Invero, pur nella diversità delle mansioni (riconducibili tutte, comunque, alla figura di addetto ai servizi vari dell'Istituto di pena), e pur nella diversità dei luoghi di espletamento di tali mansioni (le varie Case circondariali), il rapporto de quo - lo si ripete - è caratterizzato dalla unicità e dalla continuità.
In altri termini, appare dirimente sottolineare che non siamo in presenza di una pluralità di rapporti distinti, ma di un unico rapporto di lavoro, svoltosi continuativamente durante il periodo di detenzione, anche se non coincidente con la durata di quest'ultimo (tanto che il dies a quo si fa decorrere dalla “cessazione del rapporto di lavoro”, e non dal “fine pena”, ossia dalla scadenza dello stato di detenzione).
Al riguardo - pur in difetto di idonea documentazione di supporto da parte del Ministero (v. supra) - potrebbe opinarsi che trattavasi di una pluralità di contratti a termine, ma privi della forma scritta, richiesta ad substantiam per il lavoro a tempo determinato.
In realtà, va evidenziata la peculiarità del lavoro penitenziario che, innanzitutto, per i condannati, è obbligatorio, per cui non si costituisce per contratto, ma mediante provvedimenti di “assegnazione al lavoro” che, stante il carattere limitato dei posti disponibili, dipendono dall'utile collocazione in un'apposita graduatoria;
le stesse assegnazioni al lavoro sono, poi, del tutto precarie, e non danno luogo a rapporti stabili;
inoltre, nessuna disciplina sembra emergere quanto alla cessazione del “rapporto di lavoro” interno, potendo il lavoratore-detenuto essere “escluso dall'attività lavorativa” se manifesta un sostanziale rifiuto ad espletarla o per motivi disciplinari, che, peraltro, non si riferiscono specificamente al lavoro come tale (v, in proposito, legge n. 354/1975, d.P.R. n. 230/2000, e s.m.i.).
Ne deriva che il lavoro penitenziario non dà luogo ad un rapporto giuridico obbligatorio simile, per struttura, a quello delineato dall'art. 2094 c.c., nel quale una parte assume stabilmente l'obbligo di collaborare e l'altra quello di retribuire, potendo tali obblighi persistere fino a quando una delle parti recede;
i detenuti hanno il diritto e l'obbligo di lavorare in quanto e per quanto ammessi al lavoro e per il tempo in cui, di volta in volta, sussiste disponibilità di lavoro carcerario (quindi, non sono ipotizzabili licenziamenti in senso stretto, tanto che, ai detenuti-lavoratori, non dovrebbe spettare l'indennità di disoccupazione per i periodi di inattività che si determinano in relazione ai meccanismi di rotazione di cui sopra).
In quest'ordine di concetti, non risulta chiaro quando, in una condizione stabile di detenzione, cesserebbe il “rapporto di lavoro” svolto nelle more, non essendoci tra le parti alcun rapporto obbligatorio stabile in senso lavoristico, ma un rapporto vagamente assimilabile al lavoro intermittente cui le parti sono reciprocamente tenute se ed in quanto e fintanto che c'è lavoro da svolgere in carcere.

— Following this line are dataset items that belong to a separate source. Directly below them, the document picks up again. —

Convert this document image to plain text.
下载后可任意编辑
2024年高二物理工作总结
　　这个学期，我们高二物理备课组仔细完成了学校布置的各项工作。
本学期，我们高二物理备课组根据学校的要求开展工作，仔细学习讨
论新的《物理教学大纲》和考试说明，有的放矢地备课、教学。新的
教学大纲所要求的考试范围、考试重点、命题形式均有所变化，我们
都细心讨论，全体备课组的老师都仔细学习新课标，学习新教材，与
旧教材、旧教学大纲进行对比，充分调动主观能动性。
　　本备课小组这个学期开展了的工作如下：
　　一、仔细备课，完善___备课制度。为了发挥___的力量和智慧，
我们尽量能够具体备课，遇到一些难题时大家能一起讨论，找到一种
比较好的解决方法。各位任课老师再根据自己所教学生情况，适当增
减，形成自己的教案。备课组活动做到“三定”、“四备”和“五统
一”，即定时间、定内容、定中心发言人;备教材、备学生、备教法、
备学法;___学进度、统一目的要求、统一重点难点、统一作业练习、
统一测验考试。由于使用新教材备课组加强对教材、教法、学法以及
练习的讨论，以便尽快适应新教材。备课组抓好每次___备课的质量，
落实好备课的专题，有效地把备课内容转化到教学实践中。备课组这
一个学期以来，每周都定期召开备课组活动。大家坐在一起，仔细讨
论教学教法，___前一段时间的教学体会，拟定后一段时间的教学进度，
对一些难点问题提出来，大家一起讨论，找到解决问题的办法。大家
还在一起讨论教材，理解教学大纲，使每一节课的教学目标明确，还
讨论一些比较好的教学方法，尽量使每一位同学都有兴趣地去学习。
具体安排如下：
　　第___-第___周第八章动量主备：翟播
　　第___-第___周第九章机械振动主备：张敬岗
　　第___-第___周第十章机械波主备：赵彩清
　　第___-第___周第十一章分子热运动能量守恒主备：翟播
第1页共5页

Trovano conferma i rilievi secondo cui, in tema di lavoro carcerario, il termine di prescrizione dei diritti del lavoratore non decorre durante lo svolgimento del rapporto, in sé privo di stabilità, poiché, nei confronti del prestatore, è configurabile una situazione di metus, che, pur non identificandosi necessariamente in un timore di rappresaglie datoriali, è riconducibile al fatto che la configurazione sostanziale e la tutela giurisdizionale dei diritti nascenti dall'attività lavorativa del detenuto possono non coincidere con quelli che contrassegnano il lavoro libero, attesa la necessità di preservare le modalità essenziali di esecuzione della pena e le corrispondenti esigenze organizzative dell'Amministrazione penitenziaria.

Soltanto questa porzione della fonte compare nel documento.